水道管の凍結防止と凍ったときの対処法
水道管が凍る気温の目安・凍結しやすい箇所の確認・就寝前にできる凍結防止の方法・凍ってしまったときの解凍方法・元栓の場所と止め方を図解でまとめました。
水道管の凍結は最低気温が-4℃以下になると起きやすくなります。普段は温暖な地域でも寒波の際に凍結が発生します。事前の対策と、凍ってしまったときの正しい対処を知っておくことで被害を最小限に抑えられます。
凍結しやすい箇所を確認する
凍結が起きやすい場所:
- 屋外・北向きの壁に沿った露出している給水管
- 屋外の水道栓(散水栓・外水栓)
- 集合住宅の廊下・階段まわりのメーターボックス内
- 基礎に近い地面付近の配管
- 車庫・倉庫など暖房のない空間の配管
確認方法:家の外周を歩いて露出している配管を確認。保温材(発泡スチロール状の保護材)が巻かれているか確認する。
凍結を防ぐための事前対策
保温材(断熱材)を巻く
露出している給水管に保温テープや保温チューブを巻くのが最も確実な対策です。ホームセンターで購入できます(200〜500円程度)。
手順:
- 露出している給水管の長さを測る
- 給水管の太さに合った保温チューブを選ぶ
- 管に隙間なく巻き付けてテープで固定
就寝前・長期不在前の対策
最低気温-4℃以下の予報が出た日の就寝前:
- 水を少量(鉛筆の芯ほどの細さ)流し続ける。流れている水は凍りにくい
- 複数の水栓がある場合は最も外気に近い蛇口で行う
2日以上の旅行・帰省などで不在にする場合:
- 元栓を閉める(これが最も確実な凍結防止方法)
- 元栓の場所を事前に確認しておく
元栓の場所を確認する
一戸建て:
- 屋外の地面に設置されたバルブ(メーターボックス内)
- 家の外壁面に設置されている場合も
マンション・アパート:
- 玄関横または廊下のパイプシャフト(PS)の中
- 管理組合・管理会社に場所を確認しておく
元栓の止め方:右に回すと閉まる(時計回り)。
凍ってしまったときの対処法
まず確認:蛇口をひねって水が出ない→凍結の可能性。
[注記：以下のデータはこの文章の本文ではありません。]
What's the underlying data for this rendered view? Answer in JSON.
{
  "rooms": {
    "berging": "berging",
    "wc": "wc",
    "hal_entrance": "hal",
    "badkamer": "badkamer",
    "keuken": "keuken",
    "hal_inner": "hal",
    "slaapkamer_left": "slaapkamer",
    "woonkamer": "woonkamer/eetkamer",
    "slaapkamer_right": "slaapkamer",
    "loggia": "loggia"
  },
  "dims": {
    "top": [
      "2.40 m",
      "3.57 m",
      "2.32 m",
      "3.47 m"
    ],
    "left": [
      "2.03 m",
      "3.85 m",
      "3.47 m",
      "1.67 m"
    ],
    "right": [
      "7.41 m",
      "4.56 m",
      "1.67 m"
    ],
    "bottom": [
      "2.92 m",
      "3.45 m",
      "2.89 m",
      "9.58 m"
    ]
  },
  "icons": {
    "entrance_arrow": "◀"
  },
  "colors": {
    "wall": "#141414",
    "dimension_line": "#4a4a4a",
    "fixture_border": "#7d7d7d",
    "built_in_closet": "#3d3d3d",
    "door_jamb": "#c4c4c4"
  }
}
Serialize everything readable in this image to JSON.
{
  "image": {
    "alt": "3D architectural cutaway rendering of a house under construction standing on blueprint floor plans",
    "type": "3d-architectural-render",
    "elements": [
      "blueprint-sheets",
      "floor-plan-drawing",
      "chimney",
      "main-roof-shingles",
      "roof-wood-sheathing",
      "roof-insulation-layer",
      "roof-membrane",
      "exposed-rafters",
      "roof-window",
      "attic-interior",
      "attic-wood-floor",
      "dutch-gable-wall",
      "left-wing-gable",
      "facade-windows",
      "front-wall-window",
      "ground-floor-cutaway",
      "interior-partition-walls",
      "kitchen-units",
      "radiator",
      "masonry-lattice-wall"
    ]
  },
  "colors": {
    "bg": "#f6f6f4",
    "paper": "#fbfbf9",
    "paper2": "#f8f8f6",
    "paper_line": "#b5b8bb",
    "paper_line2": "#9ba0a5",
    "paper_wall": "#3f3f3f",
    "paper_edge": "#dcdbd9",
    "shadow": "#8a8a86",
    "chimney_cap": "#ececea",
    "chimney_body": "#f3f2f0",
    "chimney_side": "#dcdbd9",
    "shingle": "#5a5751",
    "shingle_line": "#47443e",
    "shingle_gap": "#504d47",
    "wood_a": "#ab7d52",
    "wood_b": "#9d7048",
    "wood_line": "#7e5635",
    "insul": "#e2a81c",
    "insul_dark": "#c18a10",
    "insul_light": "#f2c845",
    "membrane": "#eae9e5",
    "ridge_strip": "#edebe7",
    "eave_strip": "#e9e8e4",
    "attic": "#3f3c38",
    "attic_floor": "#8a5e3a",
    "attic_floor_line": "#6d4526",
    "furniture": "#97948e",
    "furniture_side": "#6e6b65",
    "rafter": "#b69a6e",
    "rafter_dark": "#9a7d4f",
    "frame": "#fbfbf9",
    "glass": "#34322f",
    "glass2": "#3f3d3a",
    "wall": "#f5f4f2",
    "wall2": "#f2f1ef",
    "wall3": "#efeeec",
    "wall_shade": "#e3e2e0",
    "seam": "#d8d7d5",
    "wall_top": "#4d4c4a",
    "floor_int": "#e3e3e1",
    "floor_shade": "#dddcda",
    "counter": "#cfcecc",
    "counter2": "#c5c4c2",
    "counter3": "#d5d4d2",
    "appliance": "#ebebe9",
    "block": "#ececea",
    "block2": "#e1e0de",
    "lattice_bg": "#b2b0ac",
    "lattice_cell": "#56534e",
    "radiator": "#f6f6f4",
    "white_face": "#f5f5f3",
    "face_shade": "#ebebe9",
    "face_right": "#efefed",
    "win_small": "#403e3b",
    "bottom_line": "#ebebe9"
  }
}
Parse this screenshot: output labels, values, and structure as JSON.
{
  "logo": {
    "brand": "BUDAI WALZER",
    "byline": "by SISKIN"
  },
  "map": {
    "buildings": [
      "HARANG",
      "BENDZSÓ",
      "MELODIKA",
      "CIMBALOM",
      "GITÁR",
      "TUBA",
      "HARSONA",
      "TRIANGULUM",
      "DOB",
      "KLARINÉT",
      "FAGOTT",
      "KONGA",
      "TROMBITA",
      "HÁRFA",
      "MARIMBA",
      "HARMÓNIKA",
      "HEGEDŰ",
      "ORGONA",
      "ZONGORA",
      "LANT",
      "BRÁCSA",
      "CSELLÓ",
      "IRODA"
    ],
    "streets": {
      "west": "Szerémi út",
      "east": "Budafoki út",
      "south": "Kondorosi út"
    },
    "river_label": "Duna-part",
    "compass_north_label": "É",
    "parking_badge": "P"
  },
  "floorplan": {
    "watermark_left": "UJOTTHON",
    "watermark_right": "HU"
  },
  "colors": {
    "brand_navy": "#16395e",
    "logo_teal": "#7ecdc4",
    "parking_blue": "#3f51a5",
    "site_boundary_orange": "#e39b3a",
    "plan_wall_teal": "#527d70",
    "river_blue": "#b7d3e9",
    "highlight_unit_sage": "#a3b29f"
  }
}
ただし水道局の断水の可能性もあるため、近隣・管理会社に確認することも。
解凍方法:
- 凍結箇所を特定する(最も外気に近い露出管・蛇口まわり)
- 40〜50℃のぬるま湯をタオルに浸し、凍結箇所に当てる
- またはドライヤーを30cm以上離して温風を当てる(電気系統のある箇所には使わない)
- 水が出始めたら徐々に温度が上がっていく(完全解凍まで時間がかかる)
絶対にやってはいけないこと:
- 熱湯を直接かける(配管破裂の原因)
- 給湯器の配管が凍結している場合は無理に解凍しようとせず給湯器メーカーのサポートに連絡する
配管が破裂した場合
- すぐに元栓を閉める(水を止める)
- 水道局または業者に連絡する
- 管理会社(集合住宅の場合)に連絡する
破裂した配管は自分での修理が難しいため、必ず水道局指定業者に依頼してください。
冬の住まい準備は月別暮らしの段取り12月と月別暮らしの段取り1月も参照してください。
この記事を書いた人
図解手帖編集部 編集部
暮らしの実用情報を1枚図解+解説でお届けする編集部です。公式・一次情報を出典に、断定を避けた正確な情報発信を心がけています。
よくある質問
- 水道管が凍結しやすい気温はどのくらいですか?
- 外気温が-4℃以下になると凍結の危険性が高まります。特に長時間(1〜2時間以上)-4℃以下が続く場合は注意が必要です。北海道・東北・日本海側の豪雪地帯だけでなく、普段は温暖な太平洋側でも寒波の際には凍結が起きます。気象庁の最低気温予報で確認してください。
- 水道管が凍ったときに熱湯をかけてもよいですか?
- いいえ。凍った箇所に直接熱湯をかけると、温度の急激な変化で配管が破裂したり、老朽化した管の継ぎ目が割れる危険があります。必ず40〜50℃のぬるま湯を使うか、ドライヤーで遠目から温めてください。